La rotazione del personale
Le aziende sanitarie dovrebbero imparare, a ogni livello, ad attivare maggiore rotazione del personale, per favorire la crescita professionale, lo scambio infra-organizzativo ed evitare il burn out degli operatori. Questo può valere sia per il personale sanitario del comparto (per es. infermieri), sia per il personale amministrativo, ma anche per i medici. Le rotazioni devono essere pianificate, programmate, negoziate per ottenere un livello di consenso accettato. In ognuna di esse si perde qualche grado di specializzazione e competenza acquisita e si guadagna in flessibilità professionale, rinnovo delle energie, interscambio organizzativo. Le attuali rilevanti dimensioni delle aziende sanitarie permettono le rotazioni anche in contesti di elevata specializzazione. L’aspetto critico è farle percepire come premianti e liberatorie e non come punitive.
Il riposizionamento organizzativo
Le aziende sanitarie dispongono in media di qualche migliaio di dipendenti: spesso tra di essi vi sono dipendenti che per motivi storici o personali occupano dei ruoli o delle funzioni assolutamente incoerenti rispetto alle loro competenze o potenzialità (per esempio personale laureato che svolge funzioni tecnico-ausiliare oppure medici collocati all’interno di specializzazioni in cui non si riconoscono appieno). In molti di questi casi è ipotizzabile, creando valore aggiunto per l’azienda e per il dipendente, un radicale riposizionamento organizzativo (diverso dalla rotazione, dove si assolvono funzioni simili e di stesso livello in altro settore dell’azienda). Questo lavoro richiede la gestione dinamica di una banca dati curriculare dei dipendenti, che in maniera proattiva cerchi di favorire il sorgere di proposte di riposizionamento dei dipendenti, sapendo gestire e sterilizzare proposte opportunistiche, al fine di tutelare i reali fabbisogni dell’azienda.
Il problema della gestione del turnover e dell’outplacement
Le aziende sanitarie devono anche iniziare a porsi il problema della gestione del turnover e dell’outplacement, soprattutto in presenza di un numero crescente di incarichi dirigenziali a tempo determinato e dell’aumentata possibilità della mobilità interaziendale del personale.
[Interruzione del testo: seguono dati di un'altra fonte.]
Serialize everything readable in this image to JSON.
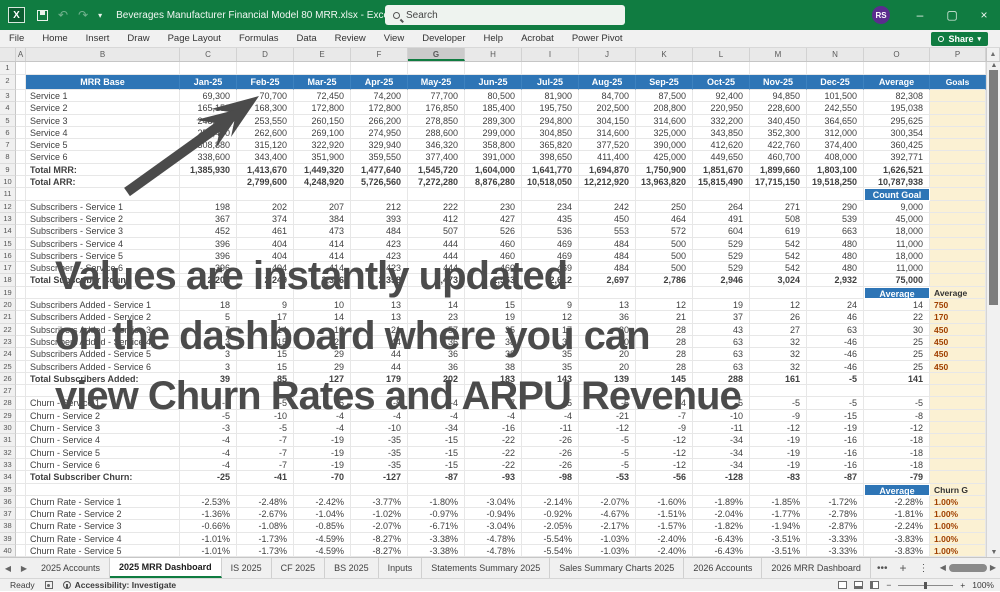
{
  "titlebar": {
    "title": "Beverages Manufacturer Financial Model 80 MRR.xlsx  -  Excel",
    "search_label": "Search",
    "avatar_initials": "RS",
    "minimize": "–",
    "restore": "▢",
    "close": "×"
  },
  "ribbon": {
    "tabs": [
      "File",
      "Home",
      "Insert",
      "Draw",
      "Page Layout",
      "Formulas",
      "Data",
      "Review",
      "View",
      "Developer",
      "Help",
      "Acrobat",
      "Power Pivot"
    ],
    "share_label": "Share"
  },
  "columns": {
    "letters": [
      "A",
      "B",
      "C",
      "D",
      "E",
      "F",
      "G",
      "H",
      "I",
      "J",
      "K",
      "L",
      "M",
      "N",
      "O",
      "P"
    ],
    "selected": "G"
  },
  "watermark": {
    "lines": [
      "Values are instantly updated",
      "on the dashboard where you can",
      "view Churn Rates and ARPU Revenue"
    ]
  },
  "sheet": {
    "rows": [
      {
        "n": 1,
        "type": "top"
      },
      {
        "n": 2,
        "type": "header",
        "label": "MRR Base",
        "values": [
          "Jan-25",
          "Feb-25",
          "Mar-25",
          "Apr-25",
          "May-25",
          "Jun-25",
          "Jul-25",
          "Aug-25",
          "Sep-25",
          "Oct-25",
          "Nov-25",
          "Dec-25"
        ],
        "avg": "Average",
        "goal": "Goals"
      },
      {
        "n": 3,
        "type": "data",
        "label": "Service 1",
        "values": [
          "69,300",
          "70,700",
          "72,450",
          "74,200",
          "77,700",
          "80,500",
          "81,900",
          "84,700",
          "87,500",
          "92,400",
          "94,850",
          "101,500"
        ],
        "avg": "82,308"
      },
      {
        "n": 4,
        "type": "data",
        "label": "Service 2",
        "values": [
          "165,150",
          "168,300",
          "172,800",
          "172,800",
          "176,850",
          "185,400",
          "195,750",
          "202,500",
          "208,800",
          "220,950",
          "228,600",
          "242,550"
        ],
        "avg": "195,038"
      },
      {
        "n": 5,
        "type": "data",
        "label": "Service 3",
        "values": [
          "248,600",
          "253,550",
          "260,150",
          "266,200",
          "278,850",
          "289,300",
          "294,800",
          "304,150",
          "314,600",
          "332,200",
          "340,450",
          "364,650"
        ],
        "avg": "295,625"
      },
      {
        "n": 6,
        "type": "data",
        "label": "Service 4",
        "values": [
          "257,400",
          "262,600",
          "269,100",
          "274,950",
          "288,600",
          "299,000",
          "304,850",
          "314,600",
          "325,000",
          "343,850",
          "352,300",
          "312,000"
        ],
        "avg": "300,354"
      },
      {
        "n": 7,
        "type": "data",
        "label": "Service 5",
        "values": [
          "308,880",
          "315,120",
          "322,920",
          "329,940",
          "346,320",
          "358,800",
          "365,820",
          "377,520",
          "390,000",
          "412,620",
          "422,760",
          "374,400"
        ],
        "avg": "360,425"
      },
      {
        "n": 8,
        "type": "data",
        "label": "Service 6",
        "values": [
          "338,600",
          "343,400",
          "351,900",
          "359,550",
          "377,400",
          "391,000",
          "398,650",
          "411,400",
          "425,000",
          "449,650",
          "460,700",
          "408,000"
        ],
        "avg": "392,771"
      },
      {
        "n": 9,
        "type": "total",
        "label": "Total MRR:",
        "values": [
          "1,385,930",
          "1,413,670",
          "1,449,320",
          "1,477,640",
          "1,545,720",
          "1,604,000",
          "1,641,770",
          "1,694,870",
          "1,750,900",
          "1,851,670",
          "1,899,660",
          "1,803,100"
        ],
        "avg": "1,626,521"
      },
      {
        "n": 10,
        "type": "total",
        "label": "Total ARR:",
        "values": [
          "",
          "2,799,600",
          "4,248,920",
          "5,726,560",
          "7,272,280",
          "8,876,280",
          "10,518,050",
          "12,212,920",
          "13,963,820",
          "15,815,490",
          "17,715,150",
          "19,518,250"
        ],
        "avg": "10,787,938"
      },
      {
        "n": 11,
        "type": "blank",
        "avgBadge": "Count Goal"
      },
      {
        "n": 12,
        "type": "data",
        "label": "Subscribers - Service 1",
        "values": [
          "198",
          "202",
          "207",
          "212",
          "222",
          "230",
          "234",
          "242",
          "250",
          "264",
          "271",
          "290"
        ],
        "avg": "9,000"
      },
      {
        "n": 13,
        "type": "data",
        "label": "Subscribers - Service 2",
        "values": [
          "367",
          "374",
          "384",
          "393",
          "412",
          "427",
          "435",
          "450",
          "464",
          "491",
          "508",
          "539"
        ],
        "avg": "45,000"
      },
      {
        "n": 14,
        "type": "data",
        "label": "Subscribers - Service 3",
        "values": [
          "452",
          "461",
          "473",
          "484",
          "507",
          "526",
          "536",
          "553",
          "572",
          "604",
          "619",
          "663"
        ],
        "avg": "18,000"
      },
      {
        "n": 15,
        "type": "data",
        "label": "Subscribers - Service 4",
        "values": [
          "396",
          "404",
          "414",
          "423",
          "444",
          "460",
          "469",
          "484",
          "500",
          "529",
          "542",
          "480"
        ],
        "avg": "11,000"
      },
      {
        "n": 16,
        "type": "data",
        "label": "Subscribers - Service 5",
        "values": [
          "396",
          "404",
          "414",
          "423",
          "444",
          "460",
          "469",
          "484",
          "500",
          "529",
          "542",
          "480"
        ],
        "avg": "18,000"
      },
      {
        "n": 17,
        "type": "data",
        "label": "Subscribers - Service 6",
        "values": [
          "396",
          "404",
          "414",
          "423",
          "444",
          "460",
          "469",
          "484",
          "500",
          "529",
          "542",
          "480"
        ],
        "avg": "11,000"
      },
      {
        "n": 18,
        "type": "total",
        "label": "Total Subscriber Count:",
        "values": [
          "2,205",
          "2,249",
          "2,306",
          "2,358",
          "2,473",
          "2,563",
          "2,612",
          "2,697",
          "2,786",
          "2,946",
          "3,024",
          "2,932"
        ],
        "avg": "75,000"
      },
      {
        "n": 19,
        "type": "blank",
        "avgBadge": "Average",
        "goal": "Average"
      },
      {
        "n": 20,
        "type": "data",
        "label": "Subscribers Added - Service 1",
        "values": [
          "18",
          "9",
          "10",
          "13",
          "14",
          "15",
          "9",
          "13",
          "12",
          "19",
          "12",
          "24"
        ],
        "avg": "14",
        "goal": "750"
      },
      {
        "n": 21,
        "type": "data",
        "label": "Subscribers Added - Service 2",
        "values": [
          "5",
          "17",
          "14",
          "13",
          "23",
          "19",
          "12",
          "36",
          "21",
          "37",
          "26",
          "46"
        ],
        "avg": "22",
        "goal": "170"
      },
      {
        "n": 22,
        "type": "data",
        "label": "Subscribers Added - Service 3",
        "values": [
          "7",
          "14",
          "16",
          "21",
          "57",
          "35",
          "17",
          "30",
          "28",
          "43",
          "27",
          "63"
        ],
        "avg": "30",
        "goal": "450"
      },
      {
        "n": 23,
        "type": "data",
        "label": "Subscribers Added - Service 4",
        "values": [
          "3",
          "15",
          "29",
          "44",
          "36",
          "38",
          "35",
          "20",
          "28",
          "63",
          "32",
          "-46"
        ],
        "avg": "25",
        "goal": "450"
      },
      {
        "n": 24,
        "type": "data",
        "label": "Subscribers Added - Service 5",
        "values": [
          "3",
          "15",
          "29",
          "44",
          "36",
          "38",
          "35",
          "20",
          "28",
          "63",
          "32",
          "-46"
        ],
        "avg": "25",
        "goal": "450"
      },
      {
        "n": 25,
        "type": "data",
        "label": "Subscribers Added - Service 6",
        "values": [
          "3",
          "15",
          "29",
          "44",
          "36",
          "38",
          "35",
          "20",
          "28",
          "63",
          "32",
          "-46"
        ],
        "avg": "25",
        "goal": "450"
      },
      {
        "n": 26,
        "type": "total",
        "label": "Total Subscribers Added:",
        "values": [
          "39",
          "85",
          "127",
          "179",
          "202",
          "183",
          "143",
          "139",
          "145",
          "288",
          "161",
          "-5"
        ],
        "avg": "141"
      },
      {
        "n": 27,
        "type": "blank"
      },
      {
        "n": 28,
        "type": "data",
        "label": "Churn - Service 1",
        "values": [
          "-5",
          "-5",
          "-5",
          "-8",
          "-4",
          "-7",
          "-5",
          "-5",
          "-4",
          "-5",
          "-5",
          "-5"
        ],
        "avg": "-5"
      },
      {
        "n": 29,
        "type": "data",
        "label": "Churn - Service 2",
        "values": [
          "-5",
          "-10",
          "-4",
          "-4",
          "-4",
          "-4",
          "-4",
          "-21",
          "-7",
          "-10",
          "-9",
          "-15"
        ],
        "avg": "-8"
      },
      {
        "n": 30,
        "type": "data",
        "label": "Churn - Service 3",
        "values": [
          "-3",
          "-5",
          "-4",
          "-10",
          "-34",
          "-16",
          "-11",
          "-12",
          "-9",
          "-11",
          "-12",
          "-19"
        ],
        "avg": "-12"
      },
      {
        "n": 31,
        "type": "data",
        "label": "Churn - Service 4",
        "values": [
          "-4",
          "-7",
          "-19",
          "-35",
          "-15",
          "-22",
          "-26",
          "-5",
          "-12",
          "-34",
          "-19",
          "-16"
        ],
        "avg": "-18"
      },
      {
        "n": 32,
        "type": "data",
        "label": "Churn - Service 5",
        "values": [
          "-4",
          "-7",
          "-19",
          "-35",
          "-15",
          "-22",
          "-26",
          "-5",
          "-12",
          "-34",
          "-19",
          "-16"
        ],
        "avg": "-18"
      },
      {
        "n": 33,
        "type": "data",
        "label": "Churn - Service 6",
        "values": [
          "-4",
          "-7",
          "-19",
          "-35",
          "-15",
          "-22",
          "-26",
          "-5",
          "-12",
          "-34",
          "-19",
          "-16"
        ],
        "avg": "-18"
      },
      {
        "n": 34,
        "type": "total",
        "label": "Total Subscriber Churn:",
        "values": [
          "-25",
          "-41",
          "-70",
          "-127",
          "-87",
          "-93",
          "-98",
          "-53",
          "-56",
          "-128",
          "-83",
          "-87"
        ],
        "avg": "-79"
      },
      {
        "n": 35,
        "type": "blank",
        "avgBadge": "Average",
        "goal": "Churn G"
      },
      {
        "n": 36,
        "type": "data",
        "label": "Churn Rate - Service 1",
        "values": [
          "-2.53%",
          "-2.48%",
          "-2.42%",
          "-3.77%",
          "-1.80%",
          "-3.04%",
          "-2.14%",
          "-2.07%",
          "-1.60%",
          "-1.89%",
          "-1.85%",
          "-1.72%"
        ],
        "avg": "-2.28%",
        "goal": "1.00%"
      },
      {
        "n": 37,
        "type": "data",
        "label": "Churn Rate - Service 2",
        "values": [
          "-1.36%",
          "-2.67%",
          "-1.04%",
          "-1.02%",
          "-0.97%",
          "-0.94%",
          "-0.92%",
          "-4.67%",
          "-1.51%",
          "-2.04%",
          "-1.77%",
          "-2.78%"
        ],
        "avg": "-1.81%",
        "goal": "1.00%"
      },
      {
        "n": 38,
        "type": "data",
        "label": "Churn Rate - Service 3",
        "values": [
          "-0.66%",
          "-1.08%",
          "-0.85%",
          "-2.07%",
          "-6.71%",
          "-3.04%",
          "-2.05%",
          "-2.17%",
          "-1.57%",
          "-1.82%",
          "-1.94%",
          "-2.87%"
        ],
        "avg": "-2.24%",
        "goal": "1.00%"
      },
      {
        "n": 39,
        "type": "data",
        "label": "Churn Rate - Service 4",
        "values": [
          "-1.01%",
          "-1.73%",
          "-4.59%",
          "-8.27%",
          "-3.38%",
          "-4.78%",
          "-5.54%",
          "-1.03%",
          "-2.40%",
          "-6.43%",
          "-3.51%",
          "-3.33%"
        ],
        "avg": "-3.83%",
        "goal": "1.00%"
      },
      {
        "n": 40,
        "type": "data",
        "label": "Churn Rate - Service 5",
        "values": [
          "-1.01%",
          "-1.73%",
          "-4.59%",
          "-8.27%",
          "-3.38%",
          "-4.78%",
          "-5.54%",
          "-1.03%",
          "-2.40%",
          "-6.43%",
          "-3.51%",
          "-3.33%"
        ],
        "avg": "-3.83%",
        "goal": "1.00%"
      }
    ]
  },
  "sheettabs": {
    "tabs": [
      "2025 Accounts",
      "2025 MRR Dashboard",
      "IS 2025",
      "CF 2025",
      "BS 2025",
      "Inputs",
      "Statements Summary 2025",
      "Sales Summary Charts 2025",
      "2026 Accounts",
      "2026 MRR Dashboard"
    ],
    "active": "2025 MRR Dashboard",
    "overflow": "•••",
    "add": "+",
    "more": "⋮"
  },
  "statusbar": {
    "ready": "Ready",
    "accessibility": "Accessibility: Investigate",
    "zoom": "100%"
  },
  "colors": {
    "titlebar_green": "#107C41",
    "header_blue": "#2E75B6",
    "goals_cream": "#FBF1D3",
    "goal_text": "#A04000",
    "watermark_gray": "#4B4B4B"
  }
}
Questa funzione critica deve essere prima di tutto identificata ed esplicitata all’interno delle aziende, rappresentando un forte elemento di discontinuità e rottura, in evidente contrasto con la storica irrevocabilità degli incarichi pubblici. Il presidio attento di questa funzione può essere uno strumento di tutela del lavoratore, soprattutto quando l’alternativa è lo scontro legale o la generazione di elementi che mettano il professionista forzatamente nelle condizioni di andarsene, senza alcun strumento di supporto.